About Internet Gateways

Internet gateways enable instances in a Virtual Private Cloud (VPC) to be directly connected to the Internet. Internet gateways can be used as target in route tables for network traffic directed to the Internet.

An Internet gateway is a component that you can attach to a VPC to enable direct communication between your instances in this VPC and the Internet. To do so:

  • You need to create a route in the route table of one or more subnets directing Internet traffic to the Internet gateway.

  • Instances in these subnets must have an External IP (EIP) associated with them.

  • You need to add appropriate rules allowing traffic to and from the Internet to the security group of these subnets.

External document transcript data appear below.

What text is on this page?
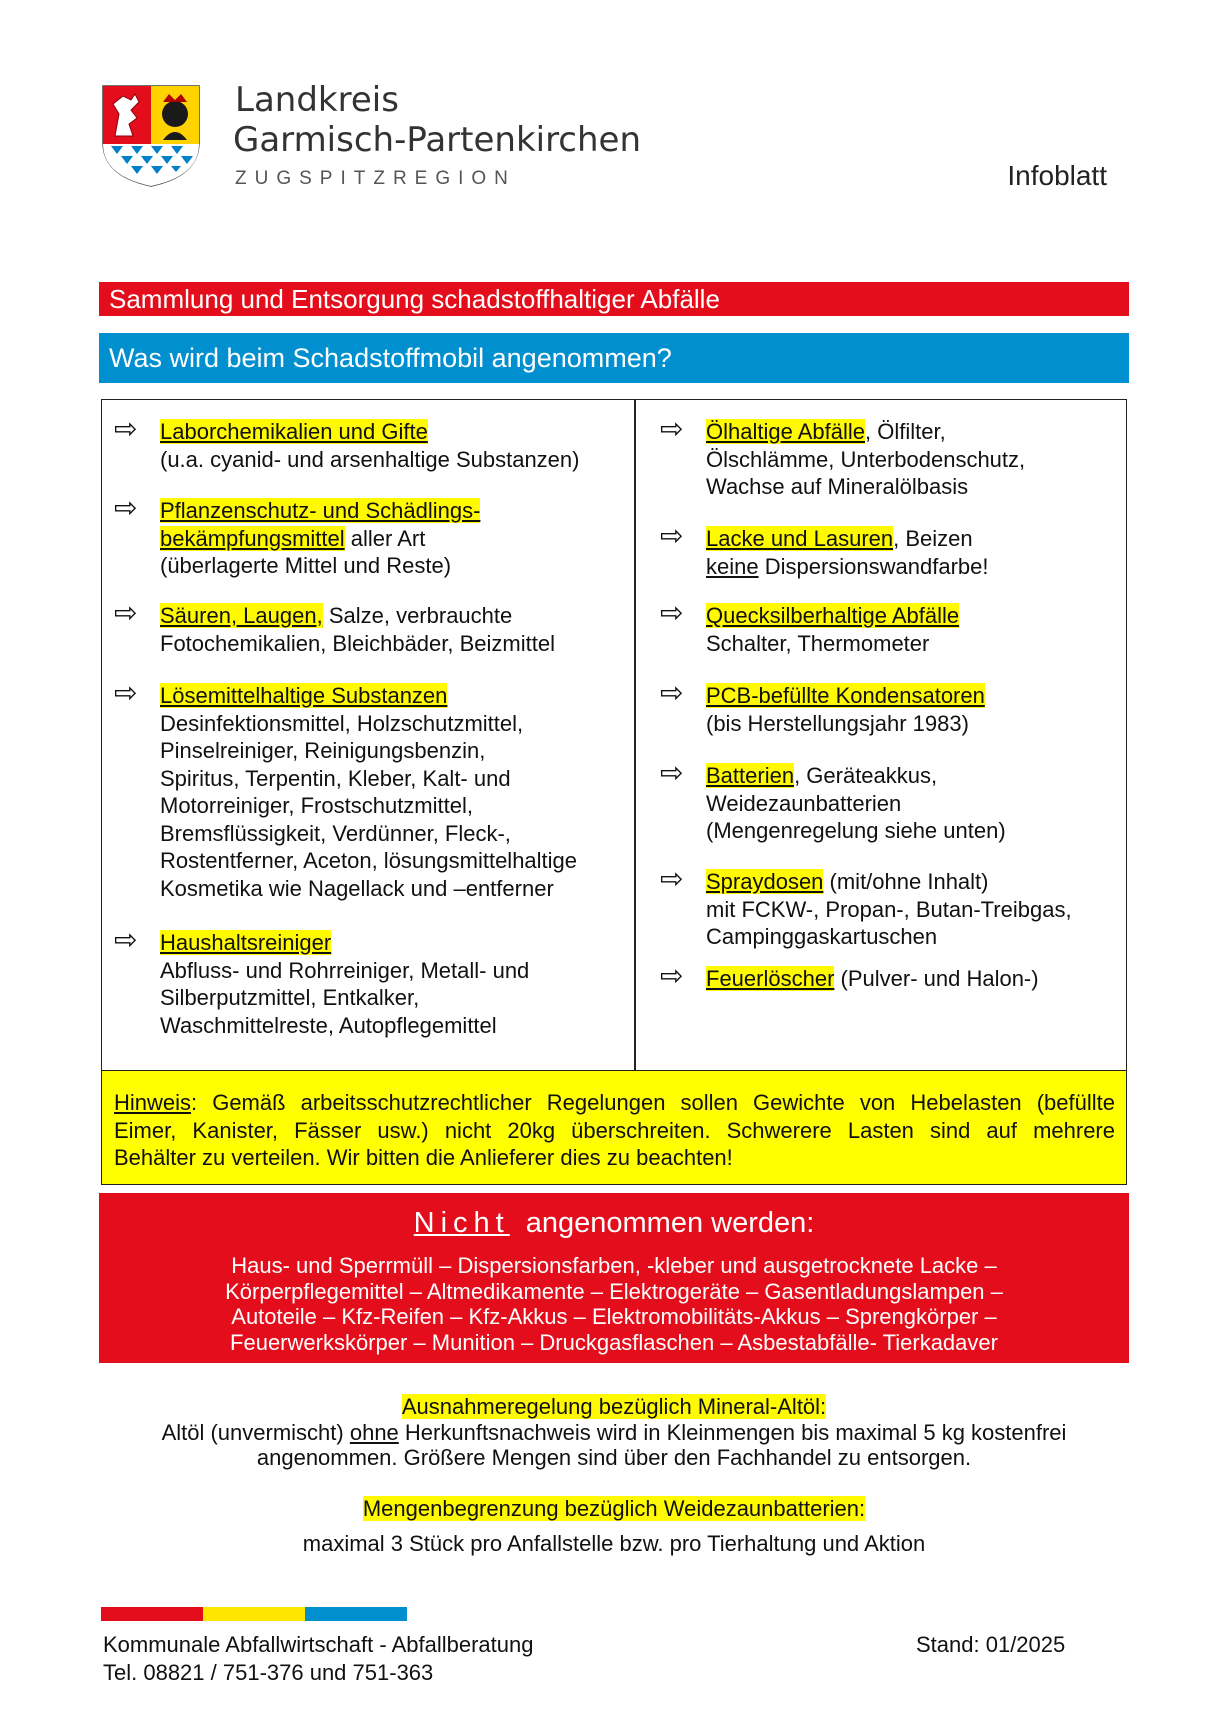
Landkreis
Garmisch-Partenkirchen
ZUGSPITZREGION	Infoblatt
Sammlung und Entsorgung schadstoffhaltiger Abfälle
Was wird beim Schadstoffmobil angenommen?
⇨ Laborchemikalien und Gifte
(u.a. cyanid- und arsenhaltige Substanzen)
⇨ Pflanzenschutz- und Schädlings-
bekämpfungsmittel aller Art
(überlagerte Mittel und Reste)
⇨ Säuren, Laugen, Salze, verbrauchte
Fotochemikalien, Bleichbäder, Beizmittel
⇨ Lösemittelhaltige Substanzen
Desinfektionsmittel, Holzschutzmittel,
Pinselreiniger, Reinigungsbenzin,
Spiritus, Terpentin, Kleber, Kalt- und
Motorreiniger, Frostschutzmittel,
Bremsflüssigkeit, Verdünner, Fleck-,
Rostentferner, Aceton, lösungsmittelhaltige
Kosmetika wie Nagellack und –entferner
⇨ Haushaltsreiniger
Abfluss- und Rohrreiniger, Metall- und
Silberputzmittel, Entkalker,
Waschmittelreste, Autopflegemittel
⇨ Ölhaltige Abfälle, Ölfilter,
Ölschlämme, Unterbodenschutz,
Wachse auf Mineralölbasis
⇨ Lacke und Lasuren, Beizen
keine Dispersionswandfarbe!
⇨ Quecksilberhaltige Abfälle
Schalter, Thermometer
⇨ PCB-befüllte Kondensatoren
(bis Herstellungsjahr 1983)
⇨ Batterien, Geräteakkus,
Weidezaunbatterien
(Mengenregelung siehe unten)
⇨ Spraydosen (mit/ohne Inhalt)
mit FCKW-, Propan-, Butan-Treibgas,
Campinggaskartuschen
⇨ Feuerlöscher (Pulver- und Halon-)
Hinweis: Gemäß arbeitsschutzrechtlicher Regelungen sollen Gewichte von Hebelasten (befüllte
Eimer, Kanister, Fässer usw.) nicht 20kg überschreiten. Schwerere Lasten sind auf mehrere
Behälter zu verteilen. Wir bitten die Anlieferer dies zu beachten!
Nicht angenommen werden:
Haus- und Sperrmüll – Dispersionsfarben, -kleber und ausgetrocknete Lacke –
Körperpflegemittel – Altmedikamente – Elektrogeräte – Gasentladungslampen –
Autoteile – Kfz-Reifen – Kfz-Akkus – Elektromobilitäts-Akkus – Sprengkörper –
Feuerwerkskörper – Munition – Druckgasflaschen – Asbestabfälle- Tierkadaver
Ausnahmeregelung bezüglich Mineral-Altöl:
Altöl (unvermischt) ohne Herkunftsnachweis wird in Kleinmengen bis maximal 5 kg kostenfrei
angenommen. Größere Mengen sind über den Fachhandel zu entsorgen.
Mengenbegrenzung bezüglich Weidezaunbatterien:
maximal 3 Stück pro Anfallstelle bzw. pro Tierhaltung und Aktion
Kommunale Abfallwirtschaft - Abfallberatung
Tel. 08821 / 751-376 und 751-363
Stand: 01/2025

Public Subnet and Internet Gateway Architecture

sch General InternetGateways

As instances are only aware of the private IP space of the VPC and subnet, the Internet gateway performs Network Address Translation (NAT) for your instances using their EIP. When traffic leaves the VPC subnet to the Internet, the Internet gateway sets the reply address field to the EIP associated with the instance instead of the instance private IP. When traffic comes from the Internet to an EIP associated with an instance, the Internet gateway translates this EIP into the instance private IP before traffic reaches the VPC, enabling it to reach the instance.

When creating a route to the Internet gateway in the subnet route table, you can use the 0.0.0.0/0 CIDR block as destination to scope all the destinations that are not explicitly routed in the route table, or you can use a smaller range of IPs corresponding, for example, to the public IPs of your internal network.

In a VPC, the Maximum Transmission Unit (MTU) is limited to 1500 bytes for packets directed to the Internet using an Internet gateway.